Health care is getting over being sick. If you can't get over it you take over the counter meds. If it gets worse you go to the emergency room and hope they can help. Dental work is about the same. Get over it. Take something for the pain. And if it gets too bad, find a dentist to pull the tooth. If they get bad enough, have them all pulled and find a cheap lab that will make you some more for two hundred dollars. Then you can smile like you used to., with teeth again. [Obamacare has eliminated these conditions for many, but the number who live this way still number in the millions, which is why Bernie Sanders' call for universal health care still has meaning.]

I'm here to tell you that the people I have just described are not optional to our economy. Their lifestyle "choices" if you insist on calling it that, is as basic to the American economic infrastructure as coins and credit. Pay attention to this: Not everyone will make a good income. Somebody is going to work for low wages, the so-called "minimum wage."Somebody is going to work for even less. And those who do will not be drawn from the much exalted middle class, They will be drawn from the young, the inexperienced, the very old and those between jobs.
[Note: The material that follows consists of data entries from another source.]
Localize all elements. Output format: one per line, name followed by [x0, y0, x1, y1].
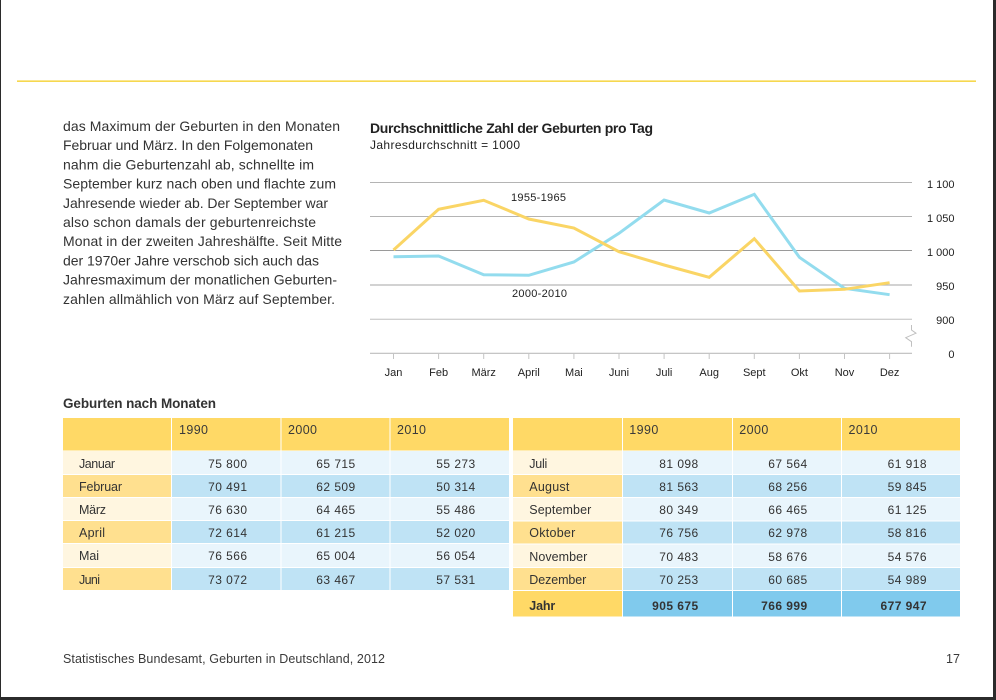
body text: Jahresmaximum der monatlichen Geburten- — [63, 272, 337, 288]
table rows: Dezember — [529, 573, 586, 587]
x axis labels: Sept — [743, 367, 766, 379]
table rows: 57 531 — [436, 573, 476, 587]
body text: nahm die Geburtenzahl ab, schnellte im — [63, 156, 314, 172]
table rows: 61 918 — [888, 457, 927, 471]
y axis labels: 900 — [936, 315, 954, 327]
table rows: 54 989 — [888, 573, 927, 587]
y axis labels: 1 000 — [927, 247, 954, 259]
table header — [179, 423, 426, 437]
table rows: 60 685 — [768, 573, 808, 587]
table rows: April — [79, 526, 105, 540]
table total row: Jahr — [529, 599, 555, 613]
table header: 1990 — [629, 423, 658, 437]
table header: 2010 — [397, 423, 426, 437]
table rows: Oktober — [529, 526, 575, 540]
y axis labels: 1 050 — [927, 213, 954, 225]
axis break — [906, 325, 916, 347]
table total row: 766 999 — [761, 599, 808, 613]
body text: das Maximum der Geburten in den Monaten — [63, 118, 340, 134]
table rows: September — [529, 503, 591, 517]
table rows: Februar — [79, 480, 122, 494]
table rows: 81 098 — [659, 457, 699, 471]
table rows: 65 715 — [316, 457, 356, 471]
x axis labels: April — [518, 367, 540, 379]
table rows: August — [529, 480, 570, 494]
x axis labels: Dez — [880, 367, 899, 379]
table header: 1990 — [179, 423, 208, 437]
table rows: 63 467 — [316, 573, 356, 587]
x axis labels: Juni — [609, 367, 629, 379]
table rows: 55 273 — [436, 457, 476, 471]
table rows: 52 020 — [436, 526, 476, 540]
table: January to June — [63, 418, 509, 590]
chart subtitle: Jahresdurchschnitt = 1000 — [370, 138, 520, 152]
x axis labels: Okt — [791, 367, 808, 379]
x axis labels: Mai — [565, 367, 583, 379]
table backgrounds — [513, 418, 960, 616]
body text: September kurz nach oben und flachte zum — [63, 176, 336, 192]
table rows: 80 349 — [659, 503, 699, 517]
table rows: 59 845 — [888, 480, 927, 494]
page number: 17 — [946, 652, 960, 666]
table rows: 58 676 — [768, 550, 808, 564]
table rows: Juli — [529, 457, 547, 471]
table rows: 65 004 — [316, 549, 356, 563]
series 2000-2010 — [394, 194, 890, 295]
table rows: 68 256 — [768, 480, 808, 494]
body text: Jahresende wieder ab. Der September war — [63, 195, 328, 211]
body text — [63, 118, 342, 307]
label 1955-1965: 1955-1965 — [511, 192, 566, 204]
x axis labels: Feb — [429, 367, 448, 379]
x axis labels: März — [471, 367, 496, 379]
table total row: 905 675 — [652, 599, 699, 613]
y axis labels: 0 — [948, 349, 954, 361]
table rows: 50 314 — [436, 480, 476, 494]
table header: 2010 — [848, 423, 878, 437]
table rows: 67 564 — [768, 457, 808, 471]
table total row — [529, 599, 927, 613]
table rows: 55 486 — [436, 503, 476, 517]
table rows: 76 756 — [659, 526, 699, 540]
table rows — [529, 457, 927, 587]
table rows: 54 576 — [888, 550, 927, 564]
table rows: 66 465 — [768, 503, 808, 517]
table rows: 76 566 — [208, 549, 248, 563]
table rows: 61 125 — [888, 503, 927, 517]
table rows: 72 614 — [208, 526, 248, 540]
table rows: Januar — [79, 457, 115, 471]
table rows: November — [529, 550, 587, 564]
body text: also schon damals der geburtenreichste — [63, 214, 316, 230]
table total row: 677 947 — [880, 599, 927, 613]
table: July to December and year — [513, 418, 960, 616]
table rows: März — [79, 503, 106, 517]
table heading: Geburten nach Monaten — [63, 396, 216, 411]
body text: der 1970er Jahre verschob sich auch das — [63, 252, 319, 268]
x axis labels — [385, 367, 899, 379]
body text: zahlen allmählich von März auf September. — [63, 291, 335, 307]
table rows: 76 630 — [208, 503, 248, 517]
table rows: Mai — [79, 549, 99, 563]
series 1955-1965 — [394, 200, 890, 291]
y axis labels: 950 — [936, 281, 954, 293]
table rows: 75 800 — [208, 457, 248, 471]
body text: Monat in der zweiten Jahreshälfte. Seit Mitte — [63, 233, 342, 249]
table rows: Juni — [79, 573, 100, 587]
table rows: 62 509 — [316, 480, 356, 494]
x axis labels: Juli — [656, 367, 672, 379]
y axis labels: 1 100 — [927, 179, 954, 191]
x axis labels: Jan — [385, 367, 402, 379]
body text: Februar und März. In den Folgemonaten — [63, 137, 313, 153]
table backgrounds — [63, 418, 509, 590]
source footer: Statistisches Bundesamt, Geburten in Deutschland, 2012 — [63, 652, 385, 666]
y axis labels — [927, 179, 954, 361]
x axis labels: Aug — [699, 367, 719, 379]
table rows: 56 054 — [436, 549, 476, 563]
table rows: 61 215 — [316, 526, 356, 540]
table rows: 70 491 — [208, 480, 248, 494]
table rows: 58 816 — [888, 526, 927, 540]
table rows: 70 483 — [659, 550, 699, 564]
table header: 2000 — [739, 423, 768, 437]
table rows: 62 978 — [768, 526, 808, 540]
chart title: Durchschnittliche Zahl der Geburten pro Tag — [370, 120, 653, 136]
line chart — [370, 179, 954, 379]
label 2000-2010: 2000-2010 — [512, 288, 567, 300]
table rows: 73 072 — [208, 573, 248, 587]
table rows: 64 465 — [316, 503, 356, 517]
table rows: 70 253 — [659, 573, 699, 587]
table header — [629, 423, 878, 437]
table rows — [79, 457, 476, 587]
table rows: 81 563 — [659, 480, 699, 494]
x axis labels: Nov — [835, 367, 855, 379]
table header: 2000 — [288, 423, 317, 437]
But I can tell you from experience that the best of them - the core of their respective professions - will be there, year after year, generation after generation, doing a good good job, putting in their days and weeks, teaching the more transitory around them how to do their work because those in a supervisory capacity are on their way elsewhere and have not been trained to be teachers. I have watched good poor people doing honorable work and doing it well for my entire career. When I think of what happened to those people because of the hurricane it makes me want to cry.

And this week I have watched those same people on television being blamed for circumstances over which neither they nor anyone else had any real control. [Just a few hours ago I came across a link referring to Jeb Bush advocating shaming unwed mothers and people getting public assistance. That was in his book published in 1995. He may or may not have "evolved" since that time. Time will tell.] 

I have watched helplessly as many who call themselves leaders grope blindly for remedies.

I have read endless words of blame and recrimination. And I am calling for an end to meanness and counterproductive arguments. Now is not the time to be lecturing poor people about their bad "choices." No one need tell them about the consequences of lifestyle. They understand better than most the problems of hypertension, obesity, substance abuse, unplanned babies, short age spans for black men, under-employment and unemployment, dependence on welfare, and everything else that goes with the picture. No need to beat anybody up any more.

The time has come for everyone to do or say something positive. Like we were taught as children, if you have nothing good to say, then please don't say anything at all. If you are sitting there reading from a monitor and think you have had a reality check, you are right. But your "reality check" is nothing compared to what happened this week to a lot of folks. Let's work to make it better, not worse.